Treating glaucoma relies on lowering intraocular pressure (IOP), and many modern therapies are designed to improve or bypass the dysfunctional drainage system. Medical treatments, typically eye drops, work by either decreasing the production of aqueous humor or increasing its outflow. Prostaglandin analogs primarily enhance the unconventional drainage route through the uveoscleral pathway, while other drops target the conventional pathway.

Medications like Rho Kinase (ROCK) inhibitors specifically target cells within the trabecular meshwork and Schlemm’s Canal. These drugs promote the relaxation and loosening of the meshwork’s tissue and the canal’s endothelial cells. By reducing the stiffness and contractility of these cells, ROCK inhibitors decrease resistance to flow, enhancing natural drainage into the canal.
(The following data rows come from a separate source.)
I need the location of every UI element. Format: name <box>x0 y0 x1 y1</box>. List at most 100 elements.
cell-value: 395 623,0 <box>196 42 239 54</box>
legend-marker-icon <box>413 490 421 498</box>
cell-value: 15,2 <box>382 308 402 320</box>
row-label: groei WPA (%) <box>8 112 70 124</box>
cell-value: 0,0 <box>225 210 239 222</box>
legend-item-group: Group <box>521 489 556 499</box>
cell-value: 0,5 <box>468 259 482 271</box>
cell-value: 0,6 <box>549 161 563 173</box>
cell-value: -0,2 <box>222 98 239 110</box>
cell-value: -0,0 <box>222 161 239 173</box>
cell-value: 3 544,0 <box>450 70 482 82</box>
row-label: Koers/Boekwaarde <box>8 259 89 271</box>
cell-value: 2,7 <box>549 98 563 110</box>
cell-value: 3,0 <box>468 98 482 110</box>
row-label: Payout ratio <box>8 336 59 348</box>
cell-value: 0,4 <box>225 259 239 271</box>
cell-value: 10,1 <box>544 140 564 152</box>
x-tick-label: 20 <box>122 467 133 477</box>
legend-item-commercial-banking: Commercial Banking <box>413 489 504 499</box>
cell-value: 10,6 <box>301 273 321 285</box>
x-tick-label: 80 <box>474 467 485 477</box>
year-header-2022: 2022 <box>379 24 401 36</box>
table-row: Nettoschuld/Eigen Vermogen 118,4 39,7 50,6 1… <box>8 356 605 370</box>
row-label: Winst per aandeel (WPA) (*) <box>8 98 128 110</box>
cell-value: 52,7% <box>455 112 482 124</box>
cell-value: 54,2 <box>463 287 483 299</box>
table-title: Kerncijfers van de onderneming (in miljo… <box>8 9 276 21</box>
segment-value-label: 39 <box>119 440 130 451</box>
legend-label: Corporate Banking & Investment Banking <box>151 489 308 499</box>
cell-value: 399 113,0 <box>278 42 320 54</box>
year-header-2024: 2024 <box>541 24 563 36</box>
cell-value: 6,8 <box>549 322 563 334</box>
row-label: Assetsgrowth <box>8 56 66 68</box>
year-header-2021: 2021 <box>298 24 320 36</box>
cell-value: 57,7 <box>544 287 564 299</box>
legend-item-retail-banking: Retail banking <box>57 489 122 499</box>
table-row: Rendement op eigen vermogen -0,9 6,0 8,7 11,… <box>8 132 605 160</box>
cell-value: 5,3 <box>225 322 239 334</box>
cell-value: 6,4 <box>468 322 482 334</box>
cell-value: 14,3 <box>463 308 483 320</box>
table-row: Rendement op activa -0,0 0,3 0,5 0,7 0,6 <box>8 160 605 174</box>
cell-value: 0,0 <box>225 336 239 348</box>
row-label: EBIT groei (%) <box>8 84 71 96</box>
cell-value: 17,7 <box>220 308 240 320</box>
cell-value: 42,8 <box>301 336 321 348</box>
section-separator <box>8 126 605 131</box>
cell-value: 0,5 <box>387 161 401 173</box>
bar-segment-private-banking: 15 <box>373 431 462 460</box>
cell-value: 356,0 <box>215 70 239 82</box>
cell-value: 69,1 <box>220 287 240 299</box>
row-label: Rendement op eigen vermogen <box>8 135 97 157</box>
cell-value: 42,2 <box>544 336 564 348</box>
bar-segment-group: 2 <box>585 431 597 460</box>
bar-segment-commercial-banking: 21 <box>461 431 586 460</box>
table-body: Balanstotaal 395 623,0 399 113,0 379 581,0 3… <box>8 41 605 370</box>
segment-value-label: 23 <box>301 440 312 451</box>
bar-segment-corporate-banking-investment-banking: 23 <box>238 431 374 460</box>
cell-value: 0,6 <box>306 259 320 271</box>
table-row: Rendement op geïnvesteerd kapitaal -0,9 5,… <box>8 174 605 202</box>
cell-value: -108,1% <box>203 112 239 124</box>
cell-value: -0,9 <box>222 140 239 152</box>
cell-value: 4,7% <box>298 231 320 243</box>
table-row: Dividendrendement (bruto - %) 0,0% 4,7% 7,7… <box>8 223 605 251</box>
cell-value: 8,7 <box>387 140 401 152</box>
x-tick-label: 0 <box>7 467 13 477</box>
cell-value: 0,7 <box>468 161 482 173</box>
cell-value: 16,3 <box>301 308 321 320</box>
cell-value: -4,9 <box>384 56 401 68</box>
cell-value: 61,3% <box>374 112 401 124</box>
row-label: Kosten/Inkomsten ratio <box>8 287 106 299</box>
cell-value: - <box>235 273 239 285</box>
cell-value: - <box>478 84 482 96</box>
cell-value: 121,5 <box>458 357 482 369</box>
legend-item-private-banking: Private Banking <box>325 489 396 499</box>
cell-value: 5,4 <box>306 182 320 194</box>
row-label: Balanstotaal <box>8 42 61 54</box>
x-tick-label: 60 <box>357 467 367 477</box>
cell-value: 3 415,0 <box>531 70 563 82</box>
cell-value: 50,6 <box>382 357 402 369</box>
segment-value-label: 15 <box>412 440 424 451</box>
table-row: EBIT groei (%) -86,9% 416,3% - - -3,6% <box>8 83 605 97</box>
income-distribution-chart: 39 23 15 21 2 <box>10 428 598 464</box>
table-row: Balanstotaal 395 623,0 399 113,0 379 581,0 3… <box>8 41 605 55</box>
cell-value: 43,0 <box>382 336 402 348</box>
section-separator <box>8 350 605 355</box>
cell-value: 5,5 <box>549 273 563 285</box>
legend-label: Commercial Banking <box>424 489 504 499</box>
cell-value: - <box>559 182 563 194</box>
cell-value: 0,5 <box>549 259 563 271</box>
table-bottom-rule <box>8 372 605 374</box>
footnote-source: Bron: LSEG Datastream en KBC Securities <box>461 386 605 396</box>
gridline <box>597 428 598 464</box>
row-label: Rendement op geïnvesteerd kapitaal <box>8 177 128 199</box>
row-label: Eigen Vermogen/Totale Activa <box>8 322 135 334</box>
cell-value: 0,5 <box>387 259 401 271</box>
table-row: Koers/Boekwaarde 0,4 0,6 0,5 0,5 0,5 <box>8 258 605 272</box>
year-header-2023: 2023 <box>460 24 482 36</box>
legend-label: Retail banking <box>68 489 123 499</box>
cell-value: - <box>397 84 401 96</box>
Surgical interventions, particularly Minimally Invasive Glaucoma Surgery (MIGS), are frequently used to address the canal’s pathology directly. These procedures often create a bypass or restore the canal’s function:

  • Micro-stent insertion, such as the iStent, creates a microscopic bypass channel allowing aqueous humor to flow directly into Schlemm’s Canal, circumventing the primary site of resistance.
  • Goniotomy and trabeculotomy use specialized instruments to remove a portion of the trabecular meshwork. This action unroofs Schlemm’s Canal, directly exposing it to the anterior chamber and significantly lowering the outflow resistance.
  • Canaloplasty involves threading a microcatheter around the canal’s circumference and injecting a viscoelastic gel to dilate and widen the channel.

These drainage-focused strategies aim to restore the eye’s natural fluid balance, managing the pressure that causes optic nerve damage.